These days, older adults are going back to college, training for new careers and taking classes just for fun. As technology continues changing rapidly, workers of all ages must train to keep up. And after retirement, taking classes can not only contribute to personal growth but help fight isolation—and potentially help keep the brain healthy.
Here are some curated stories about the older brain, learning new skills and more.
The Amazing Fertility of the Older Mind
BBC Future / David Robson
Although you may face some extra difficulties at 30, 50—or 90—your brain still has an astonishing ability to learn and master many new skills, whatever your age. And the effort to master a new discipline may be more than repaid in maintaining and enhancing your overall cognitive health.…
A simple lack of confidence may present the biggest barrier—particularly for older learners, past retirement, who may have already started to fear a more general cognitive decline.
Some People Learn to Code in Their 60s, 70s or 80s
The New York Times / Vivian Marino
Many older coders want to develop new skills to keep their jobs or to start second careers. Some are looking for volunteer opportunities or hobbies in their retirement. Nearly all who have gone through the rigors of trying to understand correct syntax, algorithms and other technical foundations also gain a sense of confidence and accomplishment, while maintaining and improving their mental acuity…

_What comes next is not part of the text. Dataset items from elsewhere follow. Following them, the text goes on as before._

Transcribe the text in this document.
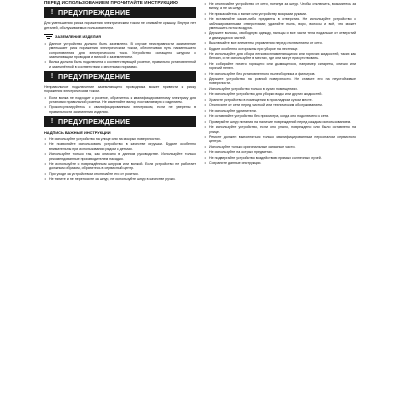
ПЕРЕД ИСПОЛЬЗОВАНИЕМ ПРОЧИТАЙТЕ ИНСТРУКЦИЮ
! ПРЕДУПРЕЖДЕНИЕ
Для уменьшения риска поражения электрическим током не снимайте крышку. Внутри нет деталей, обслуживаемых пользователем.
ЗАЗЕМЛЕНИЕ ИЗДЕЛИЯ
• Данное устройство должно быть заземлено. В случае неисправности заземление уменьшает риск поражения электрическим током, обеспечивая путь наименьшего сопротивления для электрического тока. Устройство оснащено шнуром с заземляющим проводом и вилкой с заземлением.
• Вилка должна быть подключена к соответствующей розетке, правильно установленной и заземлённой в соответствии с местными нормами.
! ПРЕДУПРЕЖДЕНИЕ
Неправильное подключение заземляющего проводника может привести к риску поражения электрическим током.
• Если вилка не подходит к розетке, обратитесь к квалифицированному электрику для установки правильной розетки. Не изменяйте вилку, поставляемую с изделием.
• Проконсультируйтесь с квалифицированным электриком, если не уверены в правильности заземления изделия.
! ПРЕДУПРЕЖДЕНИЕ
НАДПИСЬ ВАЖНЫЕ ИНСТРУКЦИИ
• Не используйте устройство на улице или на мокрых поверхностях.
• Не позволяйте использовать устройство в качестве игрушки. Будьте особенно внимательны при использовании рядом с детьми.
• Используйте только так, как описано в данном руководстве. Используйте только рекомендованные производителем насадки.
• Не используйте с повреждённым шнуром или вилкой. Если устройство не работает должным образом, обратитесь в сервисный центр.
• При уходе за устройством отключайте его от розетки.
• Не тяните и не переносите за шнур, не используйте шнур в качестве ручки.
• Не отключайте устройство от сети, потянув за шнур. Чтобы отключить, возьмитесь за вилку, а не за шнур.
• Не прикасайтесь к вилке или устройству мокрыми руками.
• Не вставляйте какие-либо предметы в отверстия. Не используйте устройство с заблокированными отверстиями; удаляйте пыль, ворс, волосы и всё, что может уменьшить поток воздуха.
• Держите волосы, свободную одежду, пальцы и все части тела подальше от отверстий и движущихся частей.
• Выключайте все элементы управления перед отключением от сети.
• Будьте особенно осторожны при уборке на лестнице.
• Не используйте для сбора легковоспламеняющихся или горючих жидкостей, таких как бензин, и не используйте в местах, где они могут присутствовать.
• Не собирайте ничего горящего или дымящегося, например сигареты, спички или горячий пепел.
• Не используйте без установленного пылесборника и фильтров.
• Держите устройство на ровной поверхности. Не ставьте его на неустойчивые поверхности.
• Используйте устройство только в сухих помещениях.
• Не используйте устройство для уборки воды или других жидкостей.
• Храните устройство в помещении в прохладном сухом месте.
• Отключите от сети перед чисткой или техническим обслуживанием.
• Не используйте удлинители.
• Не оставляйте устройство без присмотра, когда оно подключено к сети.
• Проверяйте шнур питания на наличие повреждений перед каждым использованием.
• Не используйте устройство, если оно упало, повреждено или было оставлено на улице.
• Ремонт должен выполняться только квалифицированным персоналом сервисного центра.
• Используйте только оригинальные запасные части.
• Не используйте на острых предметах.
• Не подвергайте устройство воздействию прямых солнечных лучей.
• Сохраните данные инструкции.
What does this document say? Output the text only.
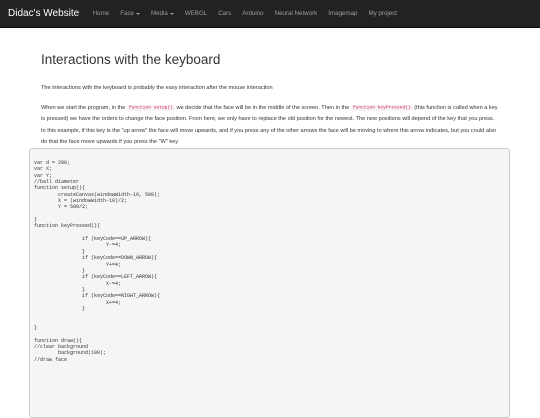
Didac's Website	Home Face	Media	WEBGL Cars Arduino Neural Network Imagemap My project
Interactions with the keyboard

The interactions with the keyboard is probably the easy interaction after the mouse interaction

When we start the program, in the function setup() we decide that the face will be in the middle of the screen. Then in the function keyPressed() (this function is called when a key is pressed) we have the orders to change the face position. From here, we only have to replace the old position for the newest. The new positions will depend of the key that you press. In this example, if this key is the "up arrow" the face will move upwards, and if you press any of the other arrows the face will be moving to where this arrow indicates, but you could also do that the face move upwards if you press the "W" key

var d = 200;
var X;
var Y;
//ball diameter
function setup(){
createCanvas(windowWidth-10, 500);
X = (windowWidth-10)/2;
Y = 500/2;

}
function keyPressed(){

if (keyCode==UP_ARROW){
Y-=4;
}
if (keyCode==DOWN_ARROW){
Y+=4;
}
if (keyCode==LEFT_ARROW){
X-=4;
}
if (keyCode==RIGHT_ARROW){
X+=4;
}

}

function draw(){
//clear background
background(100);
//draw face
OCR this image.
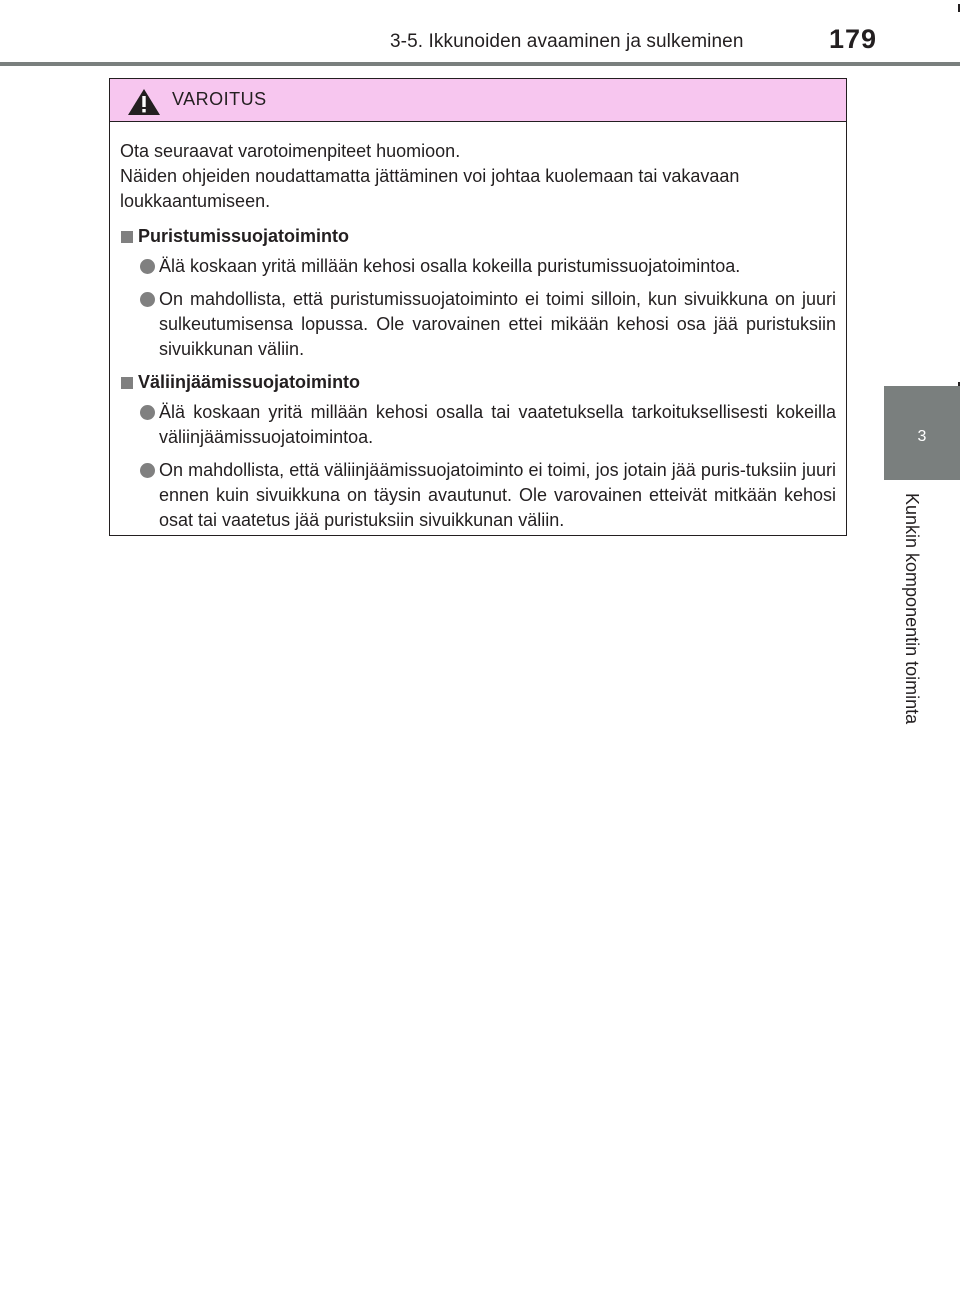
3-5. Ikkunoiden avaaminen ja sulkeminen	179
3
Kunkin komponentin toiminta
VAROITUS

Ota seuraavat varotoimenpiteet huomioon.
Näiden ohjeiden noudattamatta jättäminen voi johtaa kuolemaan tai vakavaan loukkaantumiseen.

Puristumissuojatoiminto
Älä koskaan yritä millään kehosi osalla kokeilla puristumissuojatoimintoa.
On mahdollista, että puristumissuojatoiminto ei toimi silloin, kun sivuikkuna on juuri sulkeutumisensa lopussa. Ole varovainen ettei mikään kehosi osa jää puristuksiin sivuikkunan väliin.
Väliinjäämissuojatoiminto
Älä koskaan yritä millään kehosi osalla tai vaatetuksella tarkoituksellisesti kokeilla väliinjäämissuojatoimintoa.
On mahdollista, että väliinjäämissuojatoiminto ei toimi, jos jotain jää puris-tuksiin juuri ennen kuin sivuikkuna on täysin avautunut. Ole varovainen etteivät mitkään kehosi osat tai vaatetus jää puristuksiin sivuikkunan väliin.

“One of the big obstacles in a job interview when you’re older is that people think you’re inflexible and you can’t learn new things,” said Ms. Beigle-Bryant, who was laid off from her job as an administrative assistant at Microsoft in 2011.
The code lessons she took a few years ago, also through Codecademy, “gave me an edge,” she said. “I developed a confidence that I didn’t have before.”
A Life of Learning
Chief Learning Officer / Agatha Bordonaro
Chances are, if you were to reflect on the times in your life that felt most fulfilling, you would recall that you were in the middle of learning.
“If you look at all the studies on happiness, there are three things that make people happy,” [professor of corporate learning and development] Nick van Dam said. “One relates to people continuing to grow in their lives. Another relates to people having social relationships: spending time with friends, family, colleagues. The third is about having meaning and purpose in one’s life.
“If you think about it, learning plays a role in all of that,” he continued. “I think that’s very exciting.”
Is College Enrollment Among Older Adults Increasing? Depends Who You Ask
The Hechinger Report / Delece Smith-Barrow
The number of older adult learners is rising, some say, and higher education institutions should do more to support them…
Julie Peller, executive director of the nonprofit group Higher Learning Advocates, says there has in fact been a decrease among older college-goers, but there are some nuances within the numbers.
“The federal data are limited in a couple of different ways,” Peller said. Only students pursuing an associate’s or bachelor’s degree are included for the government’s college enrollment count. “It does not include programs that are certificate-based or more work-forced based,” she said.
These programs don’t fit the standard definition for college, but they’re clearly a form of postsecondary education.